Addressing the Lords yesterday, Conservative peer Lord Moynihan said: “We do not want to ban the [secondary] market, although noble Lords did so for the Olympic Games in London 2012. Similarly, this is not about a cap on resale prices. It is perfectly within the conclusions [of], and the government’s response to, the Waterson report, to move ahead with this simple but effective remedy.
“It is not costly; it is about the cost of a phone call […] to say: ‘Your original ticket had a unique reference number on it. I want to check that the one I have bought from StubHub or one of the other secondary sites is for real. Can you tell me whether that same number, which does not exist on there – or they have put another number on it – is for real before I incur a lot of costs?’. It is a simple additional consumer protection measure which does not cost anything.
“It would look after consumers – in this context, particularly fans of sport and fans of music – which is what we should be all about.”
Anti-touting campaign group FanFair Alliance is also in favour of the amendment. “Despite concerted media and political scrutiny, the resale of tickets on platforms like Viagogo, Get Me In!, Seatwave and StubHub remains wholly lacking in transparency,” says FanFair’s Adam Webb. “This is the only online marketplace where buyers are given no identity about sellers – a peculiarity which is massively helpful to touts whose activities are anonymised, but not so much to consumers. It’s is a recipe for bad practice at best, and outright fraud at worst.

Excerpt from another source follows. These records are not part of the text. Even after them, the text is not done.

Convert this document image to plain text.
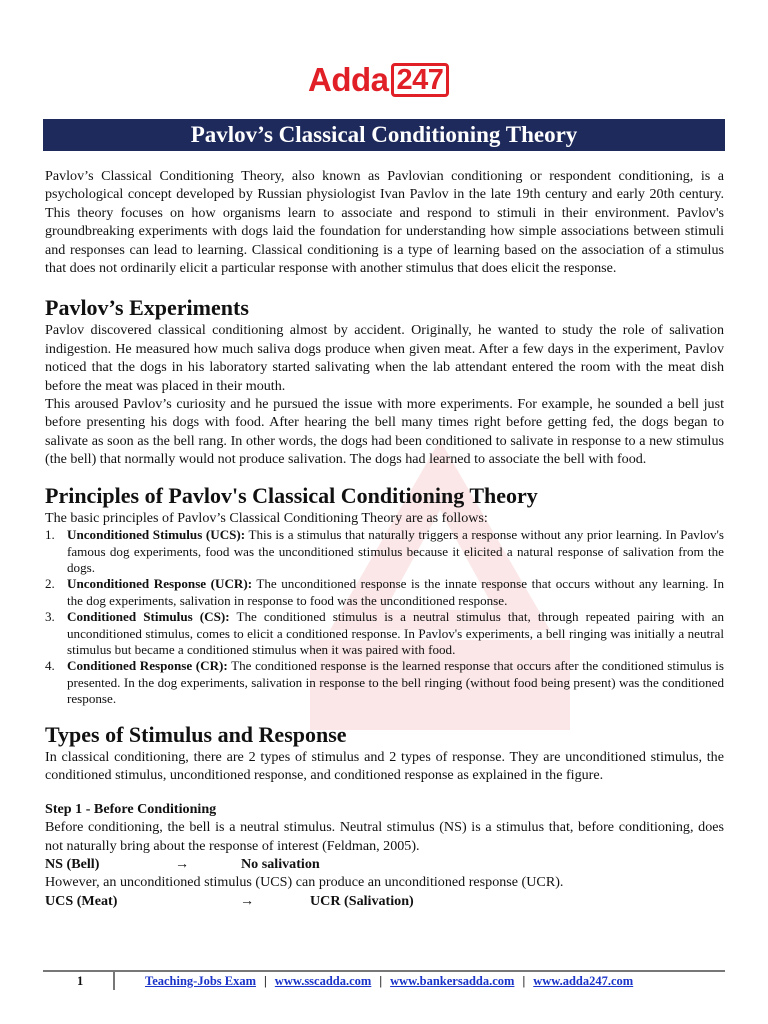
Adda 247
Pavlov’s Classical Conditioning Theory

Pavlov’s Classical Conditioning Theory, also known as Pavlovian conditioning or respondent conditioning, is a psychological concept developed by Russian physiologist Ivan Pavlov in the late 19th century and early 20th century. This theory focuses on how organisms learn to associate and respond to stimuli in their environment. Pavlov's groundbreaking experiments with dogs laid the foundation for understanding how simple associations between stimuli and responses can lead to learning. Classical conditioning is a type of learning based on the association of a stimulus that does not ordinarily elicit a particular response with another stimulus that does elicit the response.

Pavlov’s Experiments

Pavlov discovered classical conditioning almost by accident. Originally, he wanted to study the role of salivation indigestion. He measured how much saliva dogs produce when given meat. After a few days in the experiment, Pavlov noticed that the dogs in his laboratory started salivating when the lab attendant entered the room with the meat dish before the meat was placed in their mouth.

This aroused Pavlov’s curiosity and he pursued the issue with more experiments. For example, he sounded a bell just before presenting his dogs with food. After hearing the bell many times right before getting fed, the dogs began to salivate as soon as the bell rang. In other words, the dogs had been conditioned to salivate in response to a new stimulus (the bell) that normally would not produce salivation. The dogs had learned to associate the bell with food.

Principles of Pavlov's Classical Conditioning Theory

The basic principles of Pavlov’s Classical Conditioning Theory are as follows:

1. Unconditioned Stimulus (UCS): This is a stimulus that naturally triggers a response without any prior learning. In Pavlov's famous dog experiments, food was the unconditioned stimulus because it elicited a natural response of salivation from the dogs.
2. Unconditioned Response (UCR): The unconditioned response is the innate response that occurs without any learning. In the dog experiments, salivation in response to food was the unconditioned response.
3. Conditioned Stimulus (CS): The conditioned stimulus is a neutral stimulus that, through repeated pairing with an unconditioned stimulus, comes to elicit a conditioned response. In Pavlov's experiments, a bell ringing was initially a neutral stimulus but became a conditioned stimulus when it was paired with food.
4. Conditioned Response (CR): The conditioned response is the learned response that occurs after the conditioned stimulus is presented. In the dog experiments, salivation in response to the bell ringing (without food being present) was the conditioned response.
Types of Stimulus and Response

In classical conditioning, there are 2 types of stimulus and 2 types of response. They are unconditioned stimulus, the conditioned stimulus, unconditioned response, and conditioned response as explained in the figure.

Step 1 - Before Conditioning

Before conditioning, the bell is a neutral stimulus. Neutral stimulus (NS) is a stimulus that, before conditioning, does not naturally bring about the response of interest (Feldman, 2005).

NS (Bell)	→	No salivation

However, an unconditioned stimulus (UCS) can produce an unconditioned response (UCR).

UCS (Meat)	→	UCR (Salivation)
1	Teaching-Jobs Exam | www.sscadda.com | www.bankersadda.com | www.adda247.com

“That’s why this small amendment to the Consumer Rights Act is so important, as it could help provide more certainty that a ticket actually exists in the first place, as well as crucial details about terms and conditions of resale. FanFair Alliance warmly welcomes the Lords’ decision last night, and alongside the other recent commitments we look forward to further discussions with government about how ticket resale can be made more transparent, honest and consumer-friendly.”